Como joven, les podría pasar a los dos; volverse violento y reaccionar frente cualquier estímulo o ser un chaval tímido y no entender defenderse, existen algunas salvedades de jóvenes que no toman ninguno de estos caminos, no obstante en la mayor parte pasa, los 2 casos, el belicoso y el niño pasivo son consecuencia de los inconvenientes que brotaron en la vivienda en la etapa de la niñez; castigo, gritería, vanidad, sobreprotección, etcétera.

Investigar y hacer llegar

No estimar proceder a clase puede ser habitual en el momento en que nuestros pequeños se están amoldando a las clases, comenzando en un nuevo instituto o volviendo a la rutina después las vacaciones. No obstante, si observamos que este desarrollo sigue pese al paso de los días, este accionar deja de contestar a un fácil desarrollo de adaptación. Desde este instante, hay que investigar qué puede pasar a fin de que nuestro hijo no desee proceder a clase.

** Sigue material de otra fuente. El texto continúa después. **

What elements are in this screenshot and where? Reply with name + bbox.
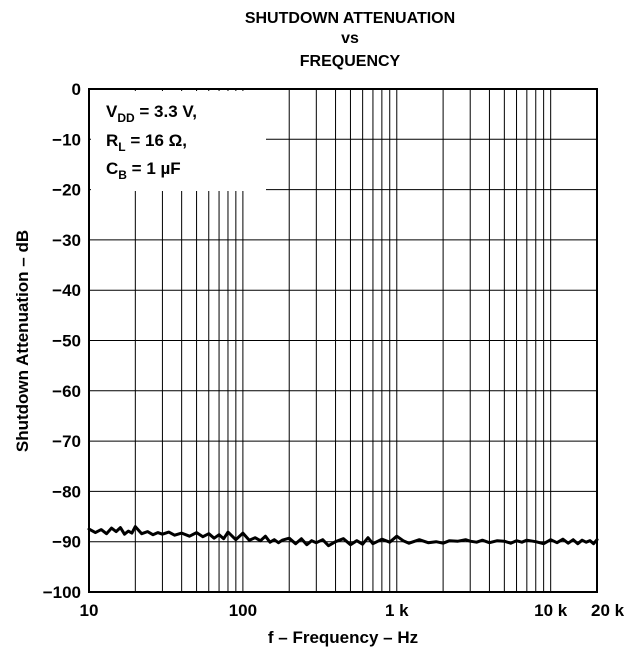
annotation-vdd-value: = 3.3 V, — [135, 102, 197, 121]
chart-title-line-1: SHUTDOWN ATTENUATION — [245, 10, 455, 27]
y-tick-label: −100 — [43, 583, 81, 602]
annotation-box: VDD = 3.3 V, RL = 16 Ω, CB = 1 µF — [91, 91, 266, 191]
y-tick-label: −20 — [52, 181, 81, 200]
annotation-vdd-symbol: V — [106, 102, 118, 121]
series-line-0 — [87, 525, 599, 548]
y-axis-label: Shutdown Attenuation – dB — [13, 230, 32, 452]
x-axis-label: f – Frequency – Hz — [268, 628, 418, 647]
annotation-rl-symbol: R — [106, 131, 118, 150]
annotation-cb-subscript: B — [118, 168, 127, 182]
y-tick-label: −80 — [52, 482, 81, 501]
annotation-rl-subscript: L — [118, 140, 125, 154]
chart-title-line-2: vs — [341, 30, 359, 47]
x-tick-label: 10 k — [534, 601, 568, 620]
y-tick-label: −40 — [52, 281, 81, 300]
series-layer — [87, 525, 599, 548]
y-tick-label: −10 — [52, 130, 81, 149]
y-tick-label: −90 — [52, 533, 81, 552]
x-tick-label: 10 — [80, 601, 99, 620]
annotation-line-vdd: VDD = 3.3 V, — [106, 102, 197, 125]
annotation-cb-symbol: C — [106, 159, 118, 178]
annotation-line-cb: CB = 1 µF — [106, 159, 181, 182]
annotation-cb-value: = 1 µF — [127, 159, 181, 178]
x-tick-label: 100 — [229, 601, 257, 620]
annotation-line-rl: RL = 16 Ω, — [106, 131, 187, 154]
x-tick-label: 1 k — [385, 601, 409, 620]
y-tick-label: −60 — [52, 382, 81, 401]
annotation-background — [91, 91, 266, 191]
annotation-rl-value: = 16 Ω, — [126, 131, 187, 150]
y-tick-label: −50 — [52, 332, 81, 351]
plot-frame — [88, 88, 598, 593]
x-tick-label: 20 k — [591, 601, 625, 620]
annotation-vdd-subscript: DD — [117, 111, 135, 125]
y-tick-label: 0 — [72, 80, 81, 99]
chart-title-line-3: FREQUENCY — [300, 53, 401, 70]
y-tick-label: −30 — [52, 231, 81, 250]
y-tick-label: −70 — [52, 432, 81, 451]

¿Qué ocurre si un joven no va a la escuela?

Secuelas de faltar a la escuela – ¿Qué ocurre si un niño falta a la escuela con cierta frecuencia? En el momento en que las faltas a clase son muchos altas y el ausentismo es mucho más que recurrente, acostumbran a generarse secuelas muy graves, como:

Bajo desempeño escolar y malas notas. Hábitos poco saludables. En el momento en que los jovenes faltan a la escuela, dedican su tiempo a otras ocupaciones comunmente poco saludables: consumo de substancias, malas compañías, etcétera. Poco o nulo avance de la autonomía y la compromiso. Secuelas asoladoras en su porvenir profesional e inclusive personal.